Bi-level mixed-integer planning for electricity-hydrogen integrated energy system considering levelized cost of hydrogen

Abstract Hydrogen is regarded as secondary energy that is perfectly complementary to electricity owing to its friendly storage characteristics and can play a vital role in the future low-carbon society. Toward that end, we propose a regional electricity-hydrogen integrated energy system that can achieve high penetration of renewable energy using electricity and hydrogen as energy carriers. A bi-level mixed-integer planning model is proposed to highlight the role of hydrogen in renewable energy penetration and seasonal complementarity. The upper-level model aims at improving the system economy and optimizes the equipment configuration to meet the regional energy demands; the lower-level model minimizes the levelized cost of hydrogen to promote the development of hydrogen.

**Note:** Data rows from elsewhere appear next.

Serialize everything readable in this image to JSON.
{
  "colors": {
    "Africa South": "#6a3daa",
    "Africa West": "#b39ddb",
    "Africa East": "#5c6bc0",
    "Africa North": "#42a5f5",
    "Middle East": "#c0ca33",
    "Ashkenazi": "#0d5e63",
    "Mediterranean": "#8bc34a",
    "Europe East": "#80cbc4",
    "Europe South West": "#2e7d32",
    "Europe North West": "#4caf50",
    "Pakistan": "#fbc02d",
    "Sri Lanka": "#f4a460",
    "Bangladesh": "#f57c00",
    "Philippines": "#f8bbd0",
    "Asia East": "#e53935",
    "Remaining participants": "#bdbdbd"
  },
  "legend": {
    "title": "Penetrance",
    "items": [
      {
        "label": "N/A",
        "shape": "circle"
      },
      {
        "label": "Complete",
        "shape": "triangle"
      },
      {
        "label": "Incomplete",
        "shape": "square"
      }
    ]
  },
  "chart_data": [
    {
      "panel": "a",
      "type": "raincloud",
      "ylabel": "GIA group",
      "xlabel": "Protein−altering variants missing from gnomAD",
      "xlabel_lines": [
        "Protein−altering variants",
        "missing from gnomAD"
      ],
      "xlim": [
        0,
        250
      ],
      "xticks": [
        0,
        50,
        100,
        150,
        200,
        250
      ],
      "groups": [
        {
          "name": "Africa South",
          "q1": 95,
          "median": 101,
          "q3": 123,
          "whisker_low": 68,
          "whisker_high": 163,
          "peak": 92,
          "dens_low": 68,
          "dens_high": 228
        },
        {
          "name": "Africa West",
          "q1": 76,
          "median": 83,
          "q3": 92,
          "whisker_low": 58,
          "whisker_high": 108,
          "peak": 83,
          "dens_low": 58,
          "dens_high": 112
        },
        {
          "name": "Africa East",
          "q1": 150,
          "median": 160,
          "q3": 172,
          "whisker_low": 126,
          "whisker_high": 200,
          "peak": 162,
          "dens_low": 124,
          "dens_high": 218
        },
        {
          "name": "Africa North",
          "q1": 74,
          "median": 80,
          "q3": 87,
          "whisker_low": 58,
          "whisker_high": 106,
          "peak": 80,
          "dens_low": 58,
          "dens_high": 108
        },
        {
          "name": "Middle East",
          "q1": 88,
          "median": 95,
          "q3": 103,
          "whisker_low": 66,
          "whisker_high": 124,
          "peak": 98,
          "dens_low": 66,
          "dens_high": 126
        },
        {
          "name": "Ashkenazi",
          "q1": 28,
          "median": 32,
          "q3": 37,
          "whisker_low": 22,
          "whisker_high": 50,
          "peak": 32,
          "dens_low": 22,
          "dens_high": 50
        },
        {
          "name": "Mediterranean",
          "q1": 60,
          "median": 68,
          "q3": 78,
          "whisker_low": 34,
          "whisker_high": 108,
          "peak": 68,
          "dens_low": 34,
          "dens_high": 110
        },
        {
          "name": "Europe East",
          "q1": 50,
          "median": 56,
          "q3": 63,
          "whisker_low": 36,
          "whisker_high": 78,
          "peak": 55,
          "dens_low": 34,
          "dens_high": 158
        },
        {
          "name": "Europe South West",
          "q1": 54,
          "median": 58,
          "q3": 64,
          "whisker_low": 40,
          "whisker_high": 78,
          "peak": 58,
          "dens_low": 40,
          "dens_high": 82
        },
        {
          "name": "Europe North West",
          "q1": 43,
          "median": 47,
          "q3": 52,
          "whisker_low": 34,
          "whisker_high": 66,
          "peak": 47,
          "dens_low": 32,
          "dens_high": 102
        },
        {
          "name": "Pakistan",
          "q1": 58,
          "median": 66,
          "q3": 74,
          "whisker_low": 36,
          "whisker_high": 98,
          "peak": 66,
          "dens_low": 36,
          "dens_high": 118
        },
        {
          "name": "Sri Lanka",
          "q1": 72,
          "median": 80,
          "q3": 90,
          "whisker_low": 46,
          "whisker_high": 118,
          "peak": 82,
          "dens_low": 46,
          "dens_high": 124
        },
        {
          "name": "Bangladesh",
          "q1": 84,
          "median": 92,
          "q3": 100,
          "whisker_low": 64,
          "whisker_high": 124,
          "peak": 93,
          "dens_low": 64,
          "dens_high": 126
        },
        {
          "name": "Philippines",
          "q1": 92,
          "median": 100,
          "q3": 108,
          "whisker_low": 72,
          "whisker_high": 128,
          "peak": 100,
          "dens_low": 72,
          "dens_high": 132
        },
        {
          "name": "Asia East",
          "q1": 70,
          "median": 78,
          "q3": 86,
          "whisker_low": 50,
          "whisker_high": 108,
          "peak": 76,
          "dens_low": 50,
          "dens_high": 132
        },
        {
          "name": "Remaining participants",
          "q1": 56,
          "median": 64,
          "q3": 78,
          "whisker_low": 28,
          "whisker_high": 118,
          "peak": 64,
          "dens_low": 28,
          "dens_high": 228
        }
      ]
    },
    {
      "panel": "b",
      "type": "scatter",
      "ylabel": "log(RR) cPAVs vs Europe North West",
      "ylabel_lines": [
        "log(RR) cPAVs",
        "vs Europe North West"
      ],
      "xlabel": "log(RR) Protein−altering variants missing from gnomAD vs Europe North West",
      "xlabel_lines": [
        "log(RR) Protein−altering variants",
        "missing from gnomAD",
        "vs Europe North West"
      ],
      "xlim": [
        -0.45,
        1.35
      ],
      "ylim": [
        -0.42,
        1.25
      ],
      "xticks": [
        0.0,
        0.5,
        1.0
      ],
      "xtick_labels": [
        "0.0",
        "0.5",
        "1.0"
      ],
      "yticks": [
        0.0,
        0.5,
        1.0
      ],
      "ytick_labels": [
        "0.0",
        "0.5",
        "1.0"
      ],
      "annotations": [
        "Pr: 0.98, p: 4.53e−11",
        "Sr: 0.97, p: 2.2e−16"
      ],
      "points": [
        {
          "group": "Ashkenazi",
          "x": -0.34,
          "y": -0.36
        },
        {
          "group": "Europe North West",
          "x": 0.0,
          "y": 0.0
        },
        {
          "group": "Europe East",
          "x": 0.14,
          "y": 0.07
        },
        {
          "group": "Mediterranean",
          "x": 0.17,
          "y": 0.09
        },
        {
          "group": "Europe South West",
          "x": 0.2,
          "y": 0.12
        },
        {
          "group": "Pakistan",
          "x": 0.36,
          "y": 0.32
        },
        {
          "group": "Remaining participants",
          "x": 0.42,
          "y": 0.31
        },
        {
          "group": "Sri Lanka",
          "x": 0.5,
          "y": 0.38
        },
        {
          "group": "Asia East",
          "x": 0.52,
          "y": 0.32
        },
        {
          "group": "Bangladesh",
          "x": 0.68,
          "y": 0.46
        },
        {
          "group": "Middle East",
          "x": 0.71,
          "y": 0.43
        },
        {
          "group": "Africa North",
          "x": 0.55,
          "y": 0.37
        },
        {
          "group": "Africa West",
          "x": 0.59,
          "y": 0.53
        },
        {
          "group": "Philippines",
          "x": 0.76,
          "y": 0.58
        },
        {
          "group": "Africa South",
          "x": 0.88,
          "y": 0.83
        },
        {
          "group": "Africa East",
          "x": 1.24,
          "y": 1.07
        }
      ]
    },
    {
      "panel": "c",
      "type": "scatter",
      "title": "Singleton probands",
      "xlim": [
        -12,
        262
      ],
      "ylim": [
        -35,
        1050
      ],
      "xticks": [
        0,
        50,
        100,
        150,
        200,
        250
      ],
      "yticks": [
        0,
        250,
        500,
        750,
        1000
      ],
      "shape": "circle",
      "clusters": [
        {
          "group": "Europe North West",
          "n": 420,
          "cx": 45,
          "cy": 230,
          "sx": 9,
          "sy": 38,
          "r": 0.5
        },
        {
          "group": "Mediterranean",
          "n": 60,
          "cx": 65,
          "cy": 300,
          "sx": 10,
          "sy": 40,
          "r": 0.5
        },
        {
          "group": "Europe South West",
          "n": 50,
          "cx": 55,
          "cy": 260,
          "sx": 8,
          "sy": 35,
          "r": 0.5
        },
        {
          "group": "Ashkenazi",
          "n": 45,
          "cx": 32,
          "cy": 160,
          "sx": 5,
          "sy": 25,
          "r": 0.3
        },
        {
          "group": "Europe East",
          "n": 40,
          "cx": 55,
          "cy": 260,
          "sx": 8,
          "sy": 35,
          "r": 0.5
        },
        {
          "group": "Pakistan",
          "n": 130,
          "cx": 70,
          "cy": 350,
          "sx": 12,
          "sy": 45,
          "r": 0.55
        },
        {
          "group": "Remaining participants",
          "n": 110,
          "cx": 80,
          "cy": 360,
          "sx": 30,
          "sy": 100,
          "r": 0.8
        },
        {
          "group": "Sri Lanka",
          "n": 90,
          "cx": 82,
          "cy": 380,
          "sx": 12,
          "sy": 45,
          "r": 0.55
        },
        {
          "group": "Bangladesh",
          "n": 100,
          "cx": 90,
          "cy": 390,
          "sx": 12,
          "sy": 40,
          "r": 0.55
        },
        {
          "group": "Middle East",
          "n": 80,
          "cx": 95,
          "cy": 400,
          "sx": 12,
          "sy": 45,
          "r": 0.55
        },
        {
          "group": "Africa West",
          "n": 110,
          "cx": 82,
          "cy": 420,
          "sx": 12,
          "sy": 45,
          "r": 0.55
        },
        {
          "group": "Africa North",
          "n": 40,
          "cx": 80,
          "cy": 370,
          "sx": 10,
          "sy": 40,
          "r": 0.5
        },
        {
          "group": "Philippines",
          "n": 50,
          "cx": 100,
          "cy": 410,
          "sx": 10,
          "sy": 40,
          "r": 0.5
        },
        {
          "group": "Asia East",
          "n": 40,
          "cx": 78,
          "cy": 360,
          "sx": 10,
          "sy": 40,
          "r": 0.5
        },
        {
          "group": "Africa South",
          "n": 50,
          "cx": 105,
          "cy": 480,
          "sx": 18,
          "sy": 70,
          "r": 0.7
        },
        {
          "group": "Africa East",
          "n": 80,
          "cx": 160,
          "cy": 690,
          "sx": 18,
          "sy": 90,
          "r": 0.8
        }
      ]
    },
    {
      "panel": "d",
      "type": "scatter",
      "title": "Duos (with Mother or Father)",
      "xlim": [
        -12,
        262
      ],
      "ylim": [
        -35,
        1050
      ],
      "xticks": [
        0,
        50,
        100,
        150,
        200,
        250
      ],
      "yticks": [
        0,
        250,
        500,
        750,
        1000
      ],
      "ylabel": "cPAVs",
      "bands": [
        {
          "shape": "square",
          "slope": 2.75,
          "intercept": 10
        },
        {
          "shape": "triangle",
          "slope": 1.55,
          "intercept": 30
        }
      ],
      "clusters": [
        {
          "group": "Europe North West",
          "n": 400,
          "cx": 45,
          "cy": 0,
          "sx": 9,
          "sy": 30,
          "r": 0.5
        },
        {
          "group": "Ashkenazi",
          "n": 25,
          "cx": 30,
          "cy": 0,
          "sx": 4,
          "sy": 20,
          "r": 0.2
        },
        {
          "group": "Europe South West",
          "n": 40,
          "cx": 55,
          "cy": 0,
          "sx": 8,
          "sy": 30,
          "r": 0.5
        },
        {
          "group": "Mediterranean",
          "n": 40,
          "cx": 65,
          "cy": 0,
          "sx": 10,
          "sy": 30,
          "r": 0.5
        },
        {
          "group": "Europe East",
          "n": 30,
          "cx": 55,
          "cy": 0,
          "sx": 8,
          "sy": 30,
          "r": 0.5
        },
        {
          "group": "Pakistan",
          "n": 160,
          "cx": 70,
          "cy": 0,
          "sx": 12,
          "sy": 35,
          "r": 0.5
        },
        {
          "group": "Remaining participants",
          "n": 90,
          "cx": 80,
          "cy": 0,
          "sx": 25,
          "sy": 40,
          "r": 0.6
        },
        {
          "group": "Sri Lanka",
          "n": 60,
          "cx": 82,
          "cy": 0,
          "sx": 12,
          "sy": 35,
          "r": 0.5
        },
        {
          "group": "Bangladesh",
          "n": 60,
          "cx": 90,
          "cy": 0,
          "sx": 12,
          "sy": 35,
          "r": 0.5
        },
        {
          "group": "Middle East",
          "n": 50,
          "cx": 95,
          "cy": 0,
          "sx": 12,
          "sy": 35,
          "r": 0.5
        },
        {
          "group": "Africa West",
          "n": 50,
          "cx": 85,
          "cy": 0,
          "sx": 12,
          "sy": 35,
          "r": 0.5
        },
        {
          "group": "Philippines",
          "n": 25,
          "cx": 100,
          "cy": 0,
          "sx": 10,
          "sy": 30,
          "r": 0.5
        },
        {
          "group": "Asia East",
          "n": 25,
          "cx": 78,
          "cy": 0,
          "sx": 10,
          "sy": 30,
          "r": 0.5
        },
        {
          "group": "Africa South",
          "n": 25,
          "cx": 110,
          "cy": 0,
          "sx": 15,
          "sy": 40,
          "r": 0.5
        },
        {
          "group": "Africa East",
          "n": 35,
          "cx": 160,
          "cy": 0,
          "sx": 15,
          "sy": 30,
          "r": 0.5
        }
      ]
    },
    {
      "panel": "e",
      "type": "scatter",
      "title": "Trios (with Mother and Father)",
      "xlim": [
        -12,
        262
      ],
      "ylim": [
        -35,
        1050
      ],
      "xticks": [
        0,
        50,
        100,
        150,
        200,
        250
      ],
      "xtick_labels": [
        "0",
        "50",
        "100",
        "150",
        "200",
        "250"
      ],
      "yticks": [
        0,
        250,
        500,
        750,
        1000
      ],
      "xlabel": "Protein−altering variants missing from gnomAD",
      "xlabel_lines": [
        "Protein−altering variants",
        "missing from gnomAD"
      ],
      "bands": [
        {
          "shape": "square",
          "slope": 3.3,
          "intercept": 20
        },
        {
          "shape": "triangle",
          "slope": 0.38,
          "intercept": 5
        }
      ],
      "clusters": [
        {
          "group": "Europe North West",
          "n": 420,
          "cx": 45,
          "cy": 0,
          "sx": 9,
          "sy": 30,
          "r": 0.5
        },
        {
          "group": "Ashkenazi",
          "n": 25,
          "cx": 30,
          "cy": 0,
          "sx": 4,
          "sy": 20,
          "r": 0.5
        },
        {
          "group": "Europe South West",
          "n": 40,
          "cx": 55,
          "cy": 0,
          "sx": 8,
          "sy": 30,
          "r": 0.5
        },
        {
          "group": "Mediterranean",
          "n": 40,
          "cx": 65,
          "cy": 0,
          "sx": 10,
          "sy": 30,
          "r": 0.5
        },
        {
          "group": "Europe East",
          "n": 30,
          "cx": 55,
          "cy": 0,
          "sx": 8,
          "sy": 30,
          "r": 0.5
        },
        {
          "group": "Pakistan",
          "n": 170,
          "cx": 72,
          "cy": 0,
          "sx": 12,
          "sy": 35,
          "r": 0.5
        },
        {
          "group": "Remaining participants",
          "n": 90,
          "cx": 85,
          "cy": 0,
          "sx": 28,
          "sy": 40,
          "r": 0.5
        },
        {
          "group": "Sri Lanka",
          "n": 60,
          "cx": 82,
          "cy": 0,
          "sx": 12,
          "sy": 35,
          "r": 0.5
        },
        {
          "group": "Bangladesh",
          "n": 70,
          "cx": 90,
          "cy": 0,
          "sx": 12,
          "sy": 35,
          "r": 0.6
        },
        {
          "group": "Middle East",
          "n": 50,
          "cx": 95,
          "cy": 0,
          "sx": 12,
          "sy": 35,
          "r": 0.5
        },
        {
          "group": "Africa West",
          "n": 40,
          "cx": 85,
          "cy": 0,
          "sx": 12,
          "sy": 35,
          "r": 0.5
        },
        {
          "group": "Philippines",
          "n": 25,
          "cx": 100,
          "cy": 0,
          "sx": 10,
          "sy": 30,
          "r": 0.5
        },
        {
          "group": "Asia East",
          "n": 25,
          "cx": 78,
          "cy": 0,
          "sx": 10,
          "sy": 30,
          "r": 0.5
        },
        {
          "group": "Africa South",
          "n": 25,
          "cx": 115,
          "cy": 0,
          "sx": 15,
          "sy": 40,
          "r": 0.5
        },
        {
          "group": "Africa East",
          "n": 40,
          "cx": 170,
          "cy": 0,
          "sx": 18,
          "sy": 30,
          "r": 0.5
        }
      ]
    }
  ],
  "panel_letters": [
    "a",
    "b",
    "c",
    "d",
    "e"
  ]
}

Both the two levels cover binary variables to characterize the interactive states and ON/OFF states, which makes the bi-level model cannot be directly translated into an equivalent mathematical program with equilibrium constraints problem. Then, a reformulation and decomposition algorithm is applied to handle this complex problem with limited iterations. Case studies show that the proposed model can achieve the dual goals of optimizing the equipment configuration and reducing the supply price of hydrogen by rationally using resources such as wind, solar, and geothermal energy in the planning stage.